Routine Problem（数学）

 Routine Problem

time limit per test

1 second

memory limit per test

256 megabytes

input

standard input

output

standard output

Manao has a monitor. The screen of the monitor has horizontal to vertical length ratio a:b. Now he is going to watch a movie. The movie's frame has horizontal to vertical length ratio c:d. Manao adjusts the view in such a way that the movie preserves the original frame ratio, but also occupies as much space on the screen as possible and fits within it completely. Thus, he may have to zoom the movie in or out, but Manao will always change the frame proportionally in both dimensions.

Calculate the ratio of empty screen (the part of the screen not occupied by the movie) to the total screen size. Print the answer as an irreducible fraction p / q.

Input

A single line contains four space-separated integers a, b, c, d (1 ≤ a, b, c, d ≤ 1000).

Output

Print the answer to the problem as "p/q", where p is a non-negative integer, q is a positive integer and numbers pand q don't have a common divisor larger than 1.

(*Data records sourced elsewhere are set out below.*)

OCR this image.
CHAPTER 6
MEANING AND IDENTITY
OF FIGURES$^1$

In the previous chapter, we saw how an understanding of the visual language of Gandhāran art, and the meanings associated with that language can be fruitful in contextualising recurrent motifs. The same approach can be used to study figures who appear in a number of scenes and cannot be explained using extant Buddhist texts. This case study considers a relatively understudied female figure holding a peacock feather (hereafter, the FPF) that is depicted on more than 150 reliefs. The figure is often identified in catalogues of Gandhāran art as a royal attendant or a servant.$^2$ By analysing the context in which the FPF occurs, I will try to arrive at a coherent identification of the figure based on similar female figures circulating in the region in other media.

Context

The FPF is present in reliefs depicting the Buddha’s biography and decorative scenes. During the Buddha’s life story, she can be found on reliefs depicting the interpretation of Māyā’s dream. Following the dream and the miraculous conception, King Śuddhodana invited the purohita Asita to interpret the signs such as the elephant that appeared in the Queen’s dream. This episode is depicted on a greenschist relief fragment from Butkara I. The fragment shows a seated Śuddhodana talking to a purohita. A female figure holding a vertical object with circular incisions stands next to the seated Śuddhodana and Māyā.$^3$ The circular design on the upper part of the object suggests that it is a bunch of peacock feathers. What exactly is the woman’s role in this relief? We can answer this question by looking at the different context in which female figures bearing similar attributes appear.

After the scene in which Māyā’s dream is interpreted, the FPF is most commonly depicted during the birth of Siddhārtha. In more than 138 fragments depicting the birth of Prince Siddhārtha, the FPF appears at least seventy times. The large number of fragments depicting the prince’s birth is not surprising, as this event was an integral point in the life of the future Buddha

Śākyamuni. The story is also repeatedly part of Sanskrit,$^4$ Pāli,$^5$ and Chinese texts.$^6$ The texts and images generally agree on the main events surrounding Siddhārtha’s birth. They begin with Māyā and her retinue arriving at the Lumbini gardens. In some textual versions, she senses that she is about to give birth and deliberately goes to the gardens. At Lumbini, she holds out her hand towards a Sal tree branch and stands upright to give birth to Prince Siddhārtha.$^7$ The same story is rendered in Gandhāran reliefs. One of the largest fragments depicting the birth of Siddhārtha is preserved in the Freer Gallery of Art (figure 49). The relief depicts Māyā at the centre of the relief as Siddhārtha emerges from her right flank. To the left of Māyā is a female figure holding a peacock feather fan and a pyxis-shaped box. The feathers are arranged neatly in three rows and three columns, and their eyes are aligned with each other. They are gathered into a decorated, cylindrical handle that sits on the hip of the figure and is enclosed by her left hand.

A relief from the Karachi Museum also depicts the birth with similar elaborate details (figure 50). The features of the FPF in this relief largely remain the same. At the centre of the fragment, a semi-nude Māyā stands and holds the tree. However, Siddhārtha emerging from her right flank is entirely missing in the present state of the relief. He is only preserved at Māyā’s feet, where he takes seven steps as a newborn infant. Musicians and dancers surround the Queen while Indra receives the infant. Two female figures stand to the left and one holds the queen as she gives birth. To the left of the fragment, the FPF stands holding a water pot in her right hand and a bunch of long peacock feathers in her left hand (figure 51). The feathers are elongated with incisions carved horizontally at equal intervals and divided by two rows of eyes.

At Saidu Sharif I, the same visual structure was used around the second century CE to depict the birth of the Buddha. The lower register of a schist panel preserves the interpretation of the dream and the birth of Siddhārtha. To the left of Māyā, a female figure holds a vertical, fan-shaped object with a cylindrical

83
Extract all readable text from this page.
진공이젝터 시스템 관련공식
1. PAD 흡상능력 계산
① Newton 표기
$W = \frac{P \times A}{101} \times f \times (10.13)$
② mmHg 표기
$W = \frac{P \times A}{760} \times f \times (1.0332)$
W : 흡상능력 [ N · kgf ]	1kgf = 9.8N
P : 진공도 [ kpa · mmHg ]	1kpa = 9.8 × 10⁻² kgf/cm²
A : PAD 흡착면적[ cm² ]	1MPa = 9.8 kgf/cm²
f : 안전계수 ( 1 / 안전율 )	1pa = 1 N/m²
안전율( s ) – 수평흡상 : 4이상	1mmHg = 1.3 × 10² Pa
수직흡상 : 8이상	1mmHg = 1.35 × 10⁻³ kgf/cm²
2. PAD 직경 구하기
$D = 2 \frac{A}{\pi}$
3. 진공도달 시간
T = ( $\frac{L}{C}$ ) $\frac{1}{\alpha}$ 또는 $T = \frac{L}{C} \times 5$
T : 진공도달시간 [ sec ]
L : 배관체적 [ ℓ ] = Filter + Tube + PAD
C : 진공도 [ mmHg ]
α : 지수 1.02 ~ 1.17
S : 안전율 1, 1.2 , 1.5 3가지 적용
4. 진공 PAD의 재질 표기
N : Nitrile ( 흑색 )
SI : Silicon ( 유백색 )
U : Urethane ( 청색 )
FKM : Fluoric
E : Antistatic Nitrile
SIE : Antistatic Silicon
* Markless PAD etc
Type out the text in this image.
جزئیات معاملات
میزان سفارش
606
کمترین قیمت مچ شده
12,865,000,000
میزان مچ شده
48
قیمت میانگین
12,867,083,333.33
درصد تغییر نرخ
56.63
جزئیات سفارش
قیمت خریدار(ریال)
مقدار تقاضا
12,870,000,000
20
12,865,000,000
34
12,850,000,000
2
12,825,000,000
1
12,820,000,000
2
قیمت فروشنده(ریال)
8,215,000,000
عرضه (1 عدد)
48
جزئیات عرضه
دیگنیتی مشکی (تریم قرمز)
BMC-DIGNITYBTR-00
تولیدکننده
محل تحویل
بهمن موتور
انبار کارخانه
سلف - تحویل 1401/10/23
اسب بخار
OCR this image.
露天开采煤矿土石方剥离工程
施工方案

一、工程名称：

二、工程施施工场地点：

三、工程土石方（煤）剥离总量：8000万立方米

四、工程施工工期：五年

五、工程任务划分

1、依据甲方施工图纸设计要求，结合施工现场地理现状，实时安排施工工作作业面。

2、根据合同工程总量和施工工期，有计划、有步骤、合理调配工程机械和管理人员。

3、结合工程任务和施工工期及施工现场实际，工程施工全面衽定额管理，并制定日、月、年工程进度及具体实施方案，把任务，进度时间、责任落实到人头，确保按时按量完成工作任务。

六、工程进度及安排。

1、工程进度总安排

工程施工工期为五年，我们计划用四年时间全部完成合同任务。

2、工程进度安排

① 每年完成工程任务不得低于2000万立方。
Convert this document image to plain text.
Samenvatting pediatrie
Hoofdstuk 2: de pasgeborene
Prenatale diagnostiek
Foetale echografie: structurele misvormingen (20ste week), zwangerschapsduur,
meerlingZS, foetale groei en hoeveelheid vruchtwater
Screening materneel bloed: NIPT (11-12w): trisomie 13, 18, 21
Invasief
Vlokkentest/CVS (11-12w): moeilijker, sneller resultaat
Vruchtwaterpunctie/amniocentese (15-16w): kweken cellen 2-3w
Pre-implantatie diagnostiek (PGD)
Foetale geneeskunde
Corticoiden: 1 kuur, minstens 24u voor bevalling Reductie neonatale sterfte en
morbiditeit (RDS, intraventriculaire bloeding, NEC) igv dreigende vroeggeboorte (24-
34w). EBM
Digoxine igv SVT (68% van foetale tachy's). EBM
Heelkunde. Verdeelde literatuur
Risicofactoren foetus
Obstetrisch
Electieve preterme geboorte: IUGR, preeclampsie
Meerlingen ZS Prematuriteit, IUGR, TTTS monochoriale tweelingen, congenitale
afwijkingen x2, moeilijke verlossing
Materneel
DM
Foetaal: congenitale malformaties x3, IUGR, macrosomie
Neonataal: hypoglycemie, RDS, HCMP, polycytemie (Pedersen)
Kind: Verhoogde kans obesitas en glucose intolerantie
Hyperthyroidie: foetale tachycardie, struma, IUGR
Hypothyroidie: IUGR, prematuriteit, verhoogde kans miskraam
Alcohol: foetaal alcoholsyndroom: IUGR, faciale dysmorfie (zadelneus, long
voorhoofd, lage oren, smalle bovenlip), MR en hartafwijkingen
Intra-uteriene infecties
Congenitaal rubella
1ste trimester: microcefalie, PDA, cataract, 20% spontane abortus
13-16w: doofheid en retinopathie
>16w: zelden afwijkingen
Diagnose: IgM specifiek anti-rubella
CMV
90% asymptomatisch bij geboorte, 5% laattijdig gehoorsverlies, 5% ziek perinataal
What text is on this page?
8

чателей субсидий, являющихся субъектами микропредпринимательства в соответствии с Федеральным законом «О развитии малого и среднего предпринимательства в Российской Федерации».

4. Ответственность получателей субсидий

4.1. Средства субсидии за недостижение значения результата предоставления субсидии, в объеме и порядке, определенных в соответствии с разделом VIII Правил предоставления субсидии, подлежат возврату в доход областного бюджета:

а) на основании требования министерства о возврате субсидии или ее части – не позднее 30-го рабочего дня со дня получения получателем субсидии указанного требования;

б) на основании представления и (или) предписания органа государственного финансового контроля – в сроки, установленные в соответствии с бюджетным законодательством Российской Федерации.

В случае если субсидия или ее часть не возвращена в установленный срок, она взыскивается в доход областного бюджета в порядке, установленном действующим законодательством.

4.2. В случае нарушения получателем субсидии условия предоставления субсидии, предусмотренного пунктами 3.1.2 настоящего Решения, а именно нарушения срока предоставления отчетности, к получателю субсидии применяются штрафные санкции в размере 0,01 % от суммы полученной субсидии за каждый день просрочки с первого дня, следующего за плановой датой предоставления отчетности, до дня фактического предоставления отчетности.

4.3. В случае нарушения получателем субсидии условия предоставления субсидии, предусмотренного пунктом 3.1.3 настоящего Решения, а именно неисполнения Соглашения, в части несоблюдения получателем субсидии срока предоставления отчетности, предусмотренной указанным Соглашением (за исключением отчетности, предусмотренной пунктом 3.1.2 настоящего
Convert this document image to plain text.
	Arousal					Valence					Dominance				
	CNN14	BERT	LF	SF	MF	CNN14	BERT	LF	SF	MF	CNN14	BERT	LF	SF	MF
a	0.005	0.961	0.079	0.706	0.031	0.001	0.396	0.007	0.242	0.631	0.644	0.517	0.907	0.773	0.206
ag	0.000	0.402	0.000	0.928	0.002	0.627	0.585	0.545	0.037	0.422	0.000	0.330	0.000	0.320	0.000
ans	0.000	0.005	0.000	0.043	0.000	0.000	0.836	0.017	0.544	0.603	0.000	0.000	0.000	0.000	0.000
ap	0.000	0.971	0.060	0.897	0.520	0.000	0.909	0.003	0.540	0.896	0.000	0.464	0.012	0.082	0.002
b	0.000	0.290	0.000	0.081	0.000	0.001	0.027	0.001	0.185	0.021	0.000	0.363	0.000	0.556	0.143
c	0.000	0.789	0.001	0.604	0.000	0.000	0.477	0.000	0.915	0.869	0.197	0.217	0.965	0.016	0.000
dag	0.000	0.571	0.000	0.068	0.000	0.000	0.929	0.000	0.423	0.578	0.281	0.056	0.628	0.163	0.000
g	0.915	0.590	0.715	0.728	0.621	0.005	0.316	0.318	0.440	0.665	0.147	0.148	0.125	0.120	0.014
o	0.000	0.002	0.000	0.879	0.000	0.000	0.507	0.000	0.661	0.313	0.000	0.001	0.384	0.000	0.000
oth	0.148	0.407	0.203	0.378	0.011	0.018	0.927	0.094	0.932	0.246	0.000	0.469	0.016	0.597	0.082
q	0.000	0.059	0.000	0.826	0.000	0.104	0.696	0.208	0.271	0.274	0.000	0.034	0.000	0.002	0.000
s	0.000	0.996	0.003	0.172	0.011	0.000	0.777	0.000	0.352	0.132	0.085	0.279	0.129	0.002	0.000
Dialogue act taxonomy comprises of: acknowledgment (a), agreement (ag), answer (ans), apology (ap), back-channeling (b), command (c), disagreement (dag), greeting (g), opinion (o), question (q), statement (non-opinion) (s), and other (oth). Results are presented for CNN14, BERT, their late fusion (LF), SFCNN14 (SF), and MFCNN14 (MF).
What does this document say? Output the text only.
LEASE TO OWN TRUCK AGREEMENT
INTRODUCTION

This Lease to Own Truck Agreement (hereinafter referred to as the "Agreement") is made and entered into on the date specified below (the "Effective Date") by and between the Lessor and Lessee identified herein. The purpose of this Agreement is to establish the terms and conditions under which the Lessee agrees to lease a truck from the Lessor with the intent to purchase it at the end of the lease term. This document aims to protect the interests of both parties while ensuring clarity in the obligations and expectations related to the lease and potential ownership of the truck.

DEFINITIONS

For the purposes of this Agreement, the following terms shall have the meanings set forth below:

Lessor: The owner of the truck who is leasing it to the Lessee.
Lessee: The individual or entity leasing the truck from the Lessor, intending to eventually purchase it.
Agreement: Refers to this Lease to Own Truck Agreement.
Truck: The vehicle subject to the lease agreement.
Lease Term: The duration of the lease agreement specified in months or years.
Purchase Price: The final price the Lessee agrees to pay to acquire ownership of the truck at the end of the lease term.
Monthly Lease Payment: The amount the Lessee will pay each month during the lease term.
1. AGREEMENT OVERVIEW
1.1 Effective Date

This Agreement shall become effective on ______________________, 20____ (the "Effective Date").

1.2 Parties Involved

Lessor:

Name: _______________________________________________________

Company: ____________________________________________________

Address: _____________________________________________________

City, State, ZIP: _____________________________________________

将屏幕的宽度和影片画面的宽度设为一样，屏幕和影片的高根据比例做相应调整。若调整后屏幕的高>影片的高，则确定将影片的宽调整为屏幕的宽是正确的。否则表明应将影片的高调整为屏幕的高。

AC Code:

 #include <iostream>
 #include <algorithm>
 #include <cstdio>

 using namespace std;

 long long lcd(long long y, long long x)
 {
     long long r = x % y;
     while(r){
         x = y;
         y = r;
         r = x % y;
     }
     return y;
 }

 int main()
 {
     long long a, b, c, d, p, q, m;
     while(scanf("%I64d %I64d %I64d %I64d", &a, &b, &c, &d) != EOF){
         if(a * d == b * c) {
             puts("0/1");
             continue;
         }
         b *= c;
         d *= a;
         a = c = a * c;
         if(b > d){ //以宽为基准
             p = b - d;
             q = b;
         }
         else{  //以高为基准
             p = d * a - b * c;
             q = a * d;
         }
         m = lcd(p, q);
         printf("%I64d/%I64d\n", p / m, q / m);
     }
     return ;
 }